Every week I’ll point you to articles by and about real leaders in real situations and to articles about how real companies are faring in the marketplace. Read them. Think about them. Draw your own lessons and conclusions from them. Then try to apply those lessons in your own real life.
This week I’m pointing you to articles about Sears, Home Depot, Nordstrom, General Mills, and Delphi.
“In 1989, Sears Roebuck & Co. ruled America as its biggest retailer. It loomed over rivals from a perch high above Chicago, inside what was once the world’s tallest building—one bearing the company’s name. The fall from that height may finally be nearing an end.”
“The colors of retail have lately come in red for financial losses, black and white for obituaries or maybe shade of gray for the grim struggle to survive in changing times. And then there’s orange.”

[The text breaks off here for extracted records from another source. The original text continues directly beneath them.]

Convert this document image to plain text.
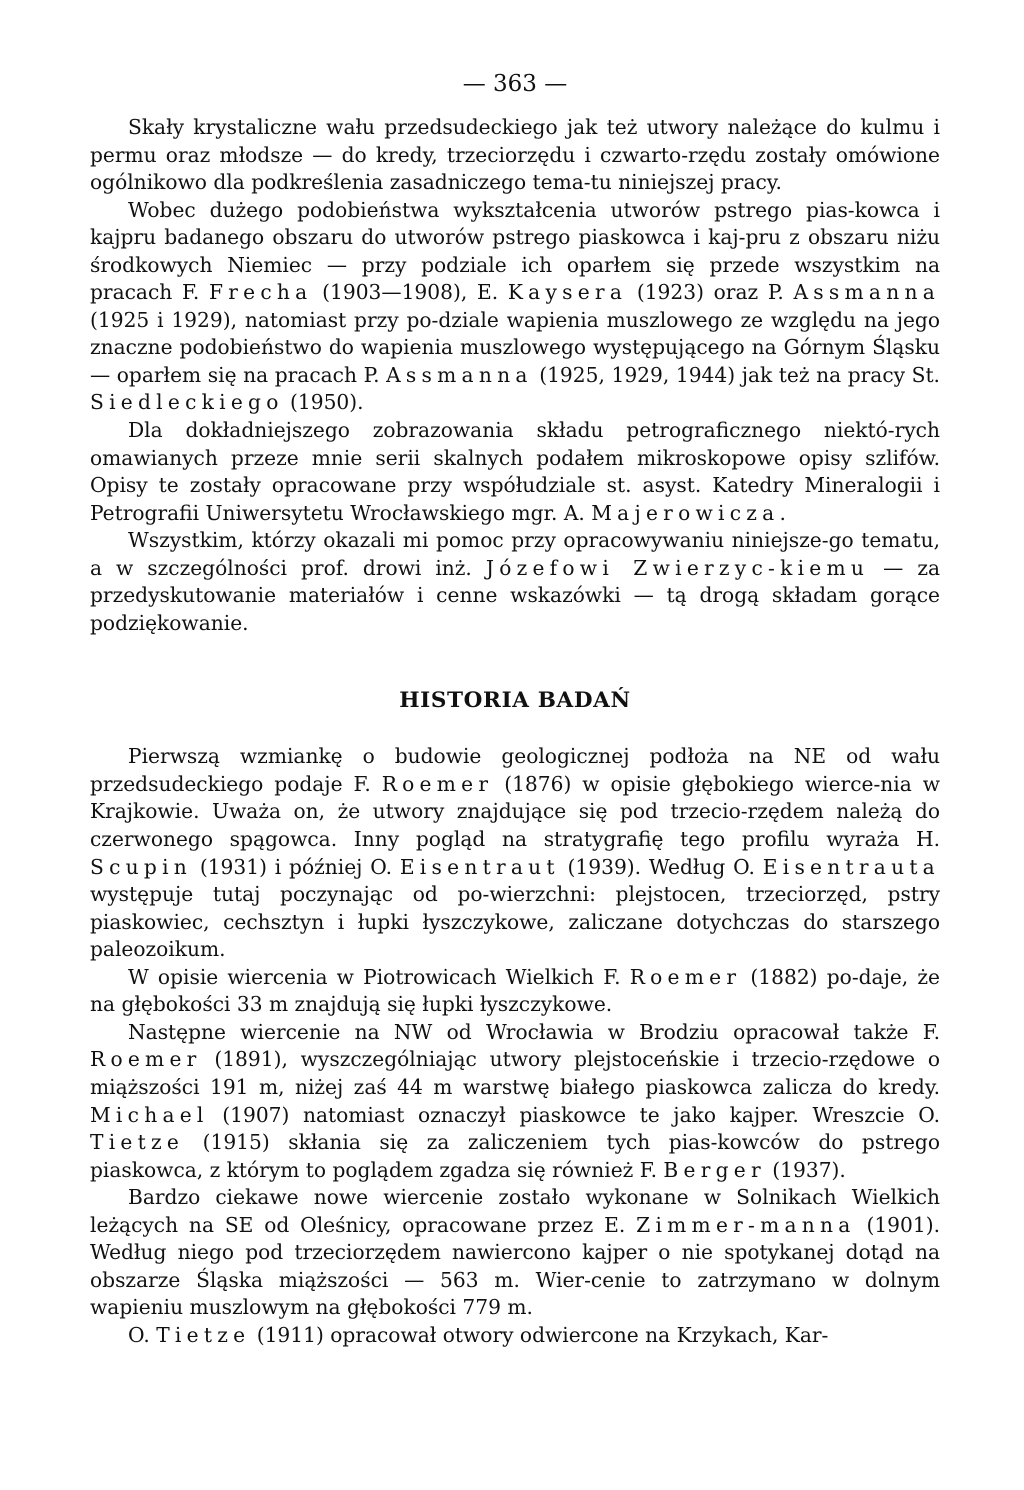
— 363 —

Skały krystaliczne wału przedsudeckiego jak też utwory należące do kulmu i permu oraz młodsze — do kredy, trzeciorzędu i czwarto-rzędu zostały omówione ogólnikowo dla podkreślenia zasadniczego tema-tu niniejszej pracy.

Wobec dużego podobieństwa wykształcenia utworów pstrego pias-kowca i kajpru badanego obszaru do utworów pstrego piaskowca i kaj-pru z obszaru niżu środkowych Niemiec — przy podziale ich oparłem się przede wszystkim na pracach F. Frecha (1903—1908), E. Kaysera (1923) oraz P. Assmanna (1925 i 1929), natomiast przy po-dziale wapienia muszlowego ze względu na jego znaczne podobieństwo do wapienia muszlowego występującego na Górnym Śląsku — oparłem się na pracach P. Assmanna (1925, 1929, 1944) jak też na pracy St. Siedleckiego (1950).

Dla dokładniejszego zobrazowania składu petrograficznego niektó-rych omawianych przeze mnie serii skalnych podałem mikroskopowe opisy szlifów. Opisy te zostały opracowane przy współudziale st. asyst. Katedry Mineralogii i Petrografii Uniwersytetu Wrocławskiego mgr. A. Majerowicza.

Wszystkim, którzy okazali mi pomoc przy opracowywaniu niniejsze-go tematu, a w szczególności prof. drowi inż. Józefowi Zwierzyc-kiemu — za przedyskutowanie materiałów i cenne wskazówki — tą drogą składam gorące podziękowanie.

HISTORIA BADAŃ

Pierwszą wzmiankę o budowie geologicznej podłoża na NE od wału przedsudeckiego podaje F. Roemer (1876) w opisie głębokiego wierce-nia w Krajkowie. Uważa on, że utwory znajdujące się pod trzecio-rzędem należą do czerwonego spągowca. Inny pogląd na stratygrafię tego profilu wyraża H. Scupin (1931) i później O. Eisentraut (1939). Według O. Eisentrauta występuje tutaj poczynając od po-wierzchni: plejstocen, trzeciorzęd, pstry piaskowiec, cechsztyn i łupki łyszczykowe, zaliczane dotychczas do starszego paleozoikum.

W opisie wiercenia w Piotrowicach Wielkich F. Roemer (1882) po-daje, że na głębokości 33 m znajdują się łupki łyszczykowe.

Następne wiercenie na NW od Wrocławia w Brodziu opracował także F. Roemer (1891), wyszczególniając utwory plejstoceńskie i trzecio-rzędowe o miąższości 191 m, niżej zaś 44 m warstwę białego piaskowca zalicza do kredy. Michael (1907) natomiast oznaczył piaskowce te jako kajper. Wreszcie O. Tietze (1915) skłania się za zaliczeniem tych pias-kowców do pstrego piaskowca, z którym to poglądem zgadza się również F. Berger (1937).

Bardzo ciekawe nowe wiercenie zostało wykonane w Solnikach Wielkich leżących na SE od Oleśnicy, opracowane przez E. Zimmer-manna (1901). Według niego pod trzeciorzędem nawiercono kajper o nie spotykanej dotąd na obszarze Śląska miąższości — 563 m. Wier-cenie to zatrzymano w dolnym wapieniu muszlowym na głębokości 779 m.

O. Tietze (1911) opracował otwory odwiercone na Krzykach, Kar-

“But even from a position of relative strength, Nordstrom is struggling to navigate a broad upending of the retail industry, as shopping malls lose their appeal and more customers choose to buy goods online. On Thursday, members of the family that founded Nordstrom in Seattle a century ago — and who still own a substantial portion of its shares — said they were exploring ways to shift the company into private ownership.”
“The company’s Yoplait yogurt brand has foundered, falling behind Chobani—that’s only one problem for the packaged food giant. Can a new CEO calm the waters?”
“But with new technologies turning automobiles into supercomputers on wheels, Delphi is trying to reinvent itself. Over the last several years, it has shed almost all of its old operations, and begun acquiring and investing in high-tech businesses that in many ways are more like Intel than G.M.”